Baca Juga:Tersinggung Ditegur Knalpot Brong, Pria di Pakenjeng Hajar Warga hingga Luka ParahApel Kesiapan Malam Takbir, Bupati Garut Minta Petugas Utamakan Keamanan dan Sikap Humanis
Menurutnya, kebakaran pertama kali diketahui oleh seorang warga bernama Mamat (52) yang sedang melintas menuju masjid untuk melaksanakan salat Jumat. Saat itu, ia melihat kobaran api sudah cukup besar dari dalam gudang.
“Saksi langsung meminta bantuan warga sekitar dan mencoba melakukan pemadaman secara manual sembari menghubungi petugas,” ujar Usep.
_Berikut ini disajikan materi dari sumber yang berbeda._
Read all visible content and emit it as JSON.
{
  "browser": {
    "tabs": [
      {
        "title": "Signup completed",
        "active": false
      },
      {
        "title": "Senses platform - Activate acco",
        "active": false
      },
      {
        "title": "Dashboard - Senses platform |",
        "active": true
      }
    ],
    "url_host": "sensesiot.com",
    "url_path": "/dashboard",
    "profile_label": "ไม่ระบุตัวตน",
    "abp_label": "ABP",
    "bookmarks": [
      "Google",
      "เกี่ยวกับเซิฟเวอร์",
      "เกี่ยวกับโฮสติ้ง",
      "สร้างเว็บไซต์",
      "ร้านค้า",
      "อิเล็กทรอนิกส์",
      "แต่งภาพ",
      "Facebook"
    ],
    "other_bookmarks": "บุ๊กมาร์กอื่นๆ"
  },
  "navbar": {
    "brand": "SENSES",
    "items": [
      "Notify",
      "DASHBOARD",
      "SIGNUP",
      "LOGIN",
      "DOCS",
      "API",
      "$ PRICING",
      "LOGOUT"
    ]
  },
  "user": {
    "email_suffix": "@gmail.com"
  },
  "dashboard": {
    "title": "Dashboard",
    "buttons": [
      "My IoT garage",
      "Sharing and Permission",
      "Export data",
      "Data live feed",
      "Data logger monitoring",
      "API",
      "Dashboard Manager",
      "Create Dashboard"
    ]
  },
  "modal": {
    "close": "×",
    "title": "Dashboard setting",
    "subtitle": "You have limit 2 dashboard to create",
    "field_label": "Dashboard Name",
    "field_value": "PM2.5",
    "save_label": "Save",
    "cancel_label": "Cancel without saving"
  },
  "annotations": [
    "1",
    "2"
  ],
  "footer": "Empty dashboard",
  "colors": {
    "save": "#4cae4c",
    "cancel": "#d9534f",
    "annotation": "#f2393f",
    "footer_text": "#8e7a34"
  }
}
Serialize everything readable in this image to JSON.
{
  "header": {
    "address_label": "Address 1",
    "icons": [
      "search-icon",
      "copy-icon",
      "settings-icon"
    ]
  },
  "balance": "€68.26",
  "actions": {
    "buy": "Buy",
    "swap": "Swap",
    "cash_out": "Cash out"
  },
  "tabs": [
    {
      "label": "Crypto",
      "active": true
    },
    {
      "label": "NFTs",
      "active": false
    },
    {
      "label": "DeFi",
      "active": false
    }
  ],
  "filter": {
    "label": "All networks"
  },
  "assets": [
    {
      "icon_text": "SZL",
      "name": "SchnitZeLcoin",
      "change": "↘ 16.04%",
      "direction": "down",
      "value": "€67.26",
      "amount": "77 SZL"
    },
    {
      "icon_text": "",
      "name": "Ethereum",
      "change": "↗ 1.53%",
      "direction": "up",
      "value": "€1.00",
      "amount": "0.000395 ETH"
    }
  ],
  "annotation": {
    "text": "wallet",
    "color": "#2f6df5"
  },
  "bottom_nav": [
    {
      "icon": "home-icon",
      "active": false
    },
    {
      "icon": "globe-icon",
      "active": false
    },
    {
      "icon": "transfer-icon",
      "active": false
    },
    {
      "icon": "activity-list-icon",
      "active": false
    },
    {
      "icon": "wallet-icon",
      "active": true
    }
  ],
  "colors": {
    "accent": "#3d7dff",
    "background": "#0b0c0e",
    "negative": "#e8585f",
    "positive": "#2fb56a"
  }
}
Namun, upaya pemadaman awal tidak mampu menahan laju api. Hal ini disebabkan banyaknya material yang mudah terbakar di dalam gudang, seperti kain dan majun, sehingga api dengan cepat meluas.
“Petugas pemadam kebakaran kemudian diterjunkan ke lokasi dengan empat unit mobil damkar. Setelah dilakukan penanganan, api akhirnya berhasil dipadamkan dan dilanjutkan dengan proses pendinginan guna mencegah munculnya kembali titik api,” jelasnya.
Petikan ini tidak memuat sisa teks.